The Metropolitan Police said eight officers had been injured.
“A total of 12 arrests were made while policing tonight’s demonstrations across London,” the force tweeted.
“Those arrests were for a variety of offences.
“Eight of our officers were injured. This is unacceptable.
“The policing operation will continue into the evening.”
Earlier, the Met said a dispersal order was in place for “a number of areas” across Westminster, including Parliament Square.
The force tweeted: “Officers are engaging with those in Parliament Square and will be advising them of this order.”
A section 35 dispersal order has been authorised for a number of areas across Westminster.
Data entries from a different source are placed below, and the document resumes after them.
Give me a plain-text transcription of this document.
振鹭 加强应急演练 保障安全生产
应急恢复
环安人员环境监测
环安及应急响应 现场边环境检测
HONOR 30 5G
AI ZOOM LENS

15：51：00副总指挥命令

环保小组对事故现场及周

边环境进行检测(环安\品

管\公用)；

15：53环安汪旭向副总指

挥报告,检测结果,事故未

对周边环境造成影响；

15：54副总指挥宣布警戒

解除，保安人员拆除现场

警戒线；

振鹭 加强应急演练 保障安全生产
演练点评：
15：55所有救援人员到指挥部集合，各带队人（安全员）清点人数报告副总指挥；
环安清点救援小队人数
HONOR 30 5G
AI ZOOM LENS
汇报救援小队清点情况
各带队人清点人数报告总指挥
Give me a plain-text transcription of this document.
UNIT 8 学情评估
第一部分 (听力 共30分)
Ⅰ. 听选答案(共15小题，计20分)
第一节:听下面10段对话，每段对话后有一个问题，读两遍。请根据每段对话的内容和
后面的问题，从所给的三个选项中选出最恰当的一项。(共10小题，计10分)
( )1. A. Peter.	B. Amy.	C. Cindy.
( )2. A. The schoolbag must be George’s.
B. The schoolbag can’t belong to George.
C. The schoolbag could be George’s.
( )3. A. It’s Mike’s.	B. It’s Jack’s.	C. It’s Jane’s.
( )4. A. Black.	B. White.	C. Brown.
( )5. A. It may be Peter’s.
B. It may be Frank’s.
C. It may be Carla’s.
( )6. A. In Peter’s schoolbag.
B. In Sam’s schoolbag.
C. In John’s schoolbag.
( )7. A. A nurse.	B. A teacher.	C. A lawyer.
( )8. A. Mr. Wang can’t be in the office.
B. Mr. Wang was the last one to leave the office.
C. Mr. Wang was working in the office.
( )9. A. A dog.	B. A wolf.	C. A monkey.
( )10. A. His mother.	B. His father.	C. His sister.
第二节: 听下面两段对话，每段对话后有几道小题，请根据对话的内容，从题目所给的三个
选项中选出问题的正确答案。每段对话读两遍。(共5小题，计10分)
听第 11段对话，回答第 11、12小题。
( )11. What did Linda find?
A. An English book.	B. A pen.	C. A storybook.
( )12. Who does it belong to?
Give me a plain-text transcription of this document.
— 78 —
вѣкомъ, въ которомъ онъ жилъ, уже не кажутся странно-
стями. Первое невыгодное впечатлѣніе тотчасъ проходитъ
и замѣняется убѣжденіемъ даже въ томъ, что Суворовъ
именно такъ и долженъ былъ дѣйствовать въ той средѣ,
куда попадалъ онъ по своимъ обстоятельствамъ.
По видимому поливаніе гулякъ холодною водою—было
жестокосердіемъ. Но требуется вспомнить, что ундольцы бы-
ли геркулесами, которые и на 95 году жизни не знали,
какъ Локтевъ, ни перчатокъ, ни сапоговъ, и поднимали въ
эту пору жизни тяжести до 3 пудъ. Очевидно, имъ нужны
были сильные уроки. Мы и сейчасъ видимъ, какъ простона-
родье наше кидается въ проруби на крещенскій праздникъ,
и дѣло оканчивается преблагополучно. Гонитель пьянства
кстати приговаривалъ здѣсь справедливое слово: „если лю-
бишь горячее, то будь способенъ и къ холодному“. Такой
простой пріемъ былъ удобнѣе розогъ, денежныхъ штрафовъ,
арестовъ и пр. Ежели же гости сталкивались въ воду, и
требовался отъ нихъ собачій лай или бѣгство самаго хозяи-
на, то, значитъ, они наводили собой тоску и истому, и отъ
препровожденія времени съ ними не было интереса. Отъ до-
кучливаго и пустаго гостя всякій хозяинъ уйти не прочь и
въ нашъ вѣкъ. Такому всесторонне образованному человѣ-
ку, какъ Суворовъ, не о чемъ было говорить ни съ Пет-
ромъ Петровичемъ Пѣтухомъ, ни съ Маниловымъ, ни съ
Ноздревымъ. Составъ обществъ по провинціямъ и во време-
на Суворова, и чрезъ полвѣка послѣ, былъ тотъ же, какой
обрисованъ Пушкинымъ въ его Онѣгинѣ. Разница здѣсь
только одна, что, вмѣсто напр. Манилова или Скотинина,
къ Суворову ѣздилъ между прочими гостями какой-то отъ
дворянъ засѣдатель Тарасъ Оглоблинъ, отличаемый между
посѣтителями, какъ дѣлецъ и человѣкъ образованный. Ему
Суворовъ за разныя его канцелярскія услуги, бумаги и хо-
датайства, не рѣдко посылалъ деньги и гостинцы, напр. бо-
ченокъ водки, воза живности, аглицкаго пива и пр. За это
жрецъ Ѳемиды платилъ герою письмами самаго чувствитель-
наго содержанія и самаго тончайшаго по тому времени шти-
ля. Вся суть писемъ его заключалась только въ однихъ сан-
The below map indicates the locations involved.
This includes Parliament Square.
Officers are engaging with those in Parliament Square and will be advising them of this order. pic.twitter.com/kvCem6mvsk
— Metropolitan Police Events (@MetPoliceEvents) November 5, 2021
In a separate tweet, the Met said: “A crowd in Parliament Square have been dangerously lighting fireworks and rockets.
“Some have struck people or exploded near to the crowd, this could cause very serious injury.
“We have moved into the crowd to remove any fireworks and prevent people coming to harm.”
Ahead of the demonstration, the force said its officers would “work closely” with protest groups to “ensure gatherings are safe and disorder is minimised”.
“As a precaution, officers will be equipped with specialist public order uniforms and a number of protective barriers have been set up outside a number of locations in London,” it added.
Deputy Assistant Commissioner Jane Connors said ahead of the protest: “Groups, of course, have the right to protest.
“But, I am particularly concerned that some groups are specifically intending to travel into London to deliberately cause violence and disorder including targeting police officers.
“This will not be tolerated and our policing plan has been developed with this potential risk in mind.
“Our patrols will be highly visible and we will be working closely throughout the operation with the City of London Police and the British Transport Police.”